Question

Figure 16.59 shows several locations inside a capacitor. You need to calculate the potential difference${\mathbf{V}}_{\mathbf{D}}\mathbf{-}{\mathbf{V}}_{\mathbf{C}}$

(a) What is the direction of the path (+x or −x)? (b)If the charge on the right plate is negative and the charge on the left plate is positive, what is the sign of ${\mathbf{V}}_{\mathbf{D}}\mathbf{-}{\mathbf{V}}_{\mathbf{C}}$?

Short answer

a)The direction of the path is +x-direction.

b) The sign of the potential difference is negative.

Step-by-step solution

Identification of given data

The given data can be listed below,

• The charge on the right plate is, -q
• The charge on the left plate is, -q

Concept/Significance of electric potential.

The potential at a position is the amount that, when multiplied by the charge of another particle, yields the potential energy of that particle at that location.

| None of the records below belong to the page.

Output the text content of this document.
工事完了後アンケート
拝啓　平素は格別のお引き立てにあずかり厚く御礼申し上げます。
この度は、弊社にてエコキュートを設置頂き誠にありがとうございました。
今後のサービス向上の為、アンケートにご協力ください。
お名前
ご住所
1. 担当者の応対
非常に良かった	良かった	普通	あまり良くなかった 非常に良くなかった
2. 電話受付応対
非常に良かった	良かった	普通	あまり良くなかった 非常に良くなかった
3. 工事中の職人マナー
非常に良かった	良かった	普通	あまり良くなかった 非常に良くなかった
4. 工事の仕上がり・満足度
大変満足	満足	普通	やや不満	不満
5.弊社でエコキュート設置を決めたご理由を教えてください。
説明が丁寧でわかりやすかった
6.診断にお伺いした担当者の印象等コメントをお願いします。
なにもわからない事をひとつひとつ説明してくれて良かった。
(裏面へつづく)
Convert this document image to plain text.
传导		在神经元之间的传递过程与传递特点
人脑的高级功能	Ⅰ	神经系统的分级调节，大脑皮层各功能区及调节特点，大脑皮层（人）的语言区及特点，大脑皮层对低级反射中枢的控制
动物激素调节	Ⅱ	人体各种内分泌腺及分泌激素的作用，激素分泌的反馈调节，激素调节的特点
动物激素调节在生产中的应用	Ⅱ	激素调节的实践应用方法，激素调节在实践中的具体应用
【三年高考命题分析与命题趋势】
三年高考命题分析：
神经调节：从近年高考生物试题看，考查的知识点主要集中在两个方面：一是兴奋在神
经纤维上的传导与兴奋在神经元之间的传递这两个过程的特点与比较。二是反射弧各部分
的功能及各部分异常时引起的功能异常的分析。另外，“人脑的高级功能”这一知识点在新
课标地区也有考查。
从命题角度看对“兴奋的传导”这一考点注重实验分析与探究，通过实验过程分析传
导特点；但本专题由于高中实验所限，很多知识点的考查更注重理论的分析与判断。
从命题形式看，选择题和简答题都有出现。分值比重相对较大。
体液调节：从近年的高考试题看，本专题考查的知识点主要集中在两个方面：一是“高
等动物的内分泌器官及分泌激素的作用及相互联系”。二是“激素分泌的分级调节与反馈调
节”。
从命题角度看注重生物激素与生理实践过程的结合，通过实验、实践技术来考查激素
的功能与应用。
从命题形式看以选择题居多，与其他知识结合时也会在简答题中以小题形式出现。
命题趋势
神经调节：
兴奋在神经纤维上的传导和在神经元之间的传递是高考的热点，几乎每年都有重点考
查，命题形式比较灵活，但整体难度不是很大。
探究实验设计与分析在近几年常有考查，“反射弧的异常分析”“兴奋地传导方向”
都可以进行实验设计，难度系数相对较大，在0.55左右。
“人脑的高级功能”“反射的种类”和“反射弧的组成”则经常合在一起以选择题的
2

(a) Determination of the direction of the path

The potential difference$V_D-V_C$ is calculated by travelling from point C to D so the direction of path is from -x-direction to +x-direction.

Thus, the direction of the path is +x-direction.

(b) Determination of the sign of VD-VC.

The point C have more potential because of the positive charge on the left plate and the potential on the point D is less because of the negative charge carrying plate. So, the potential difference is negative which is given by,

$∆V=V_D-V_C$

Thus, the sign of the potential difference is negative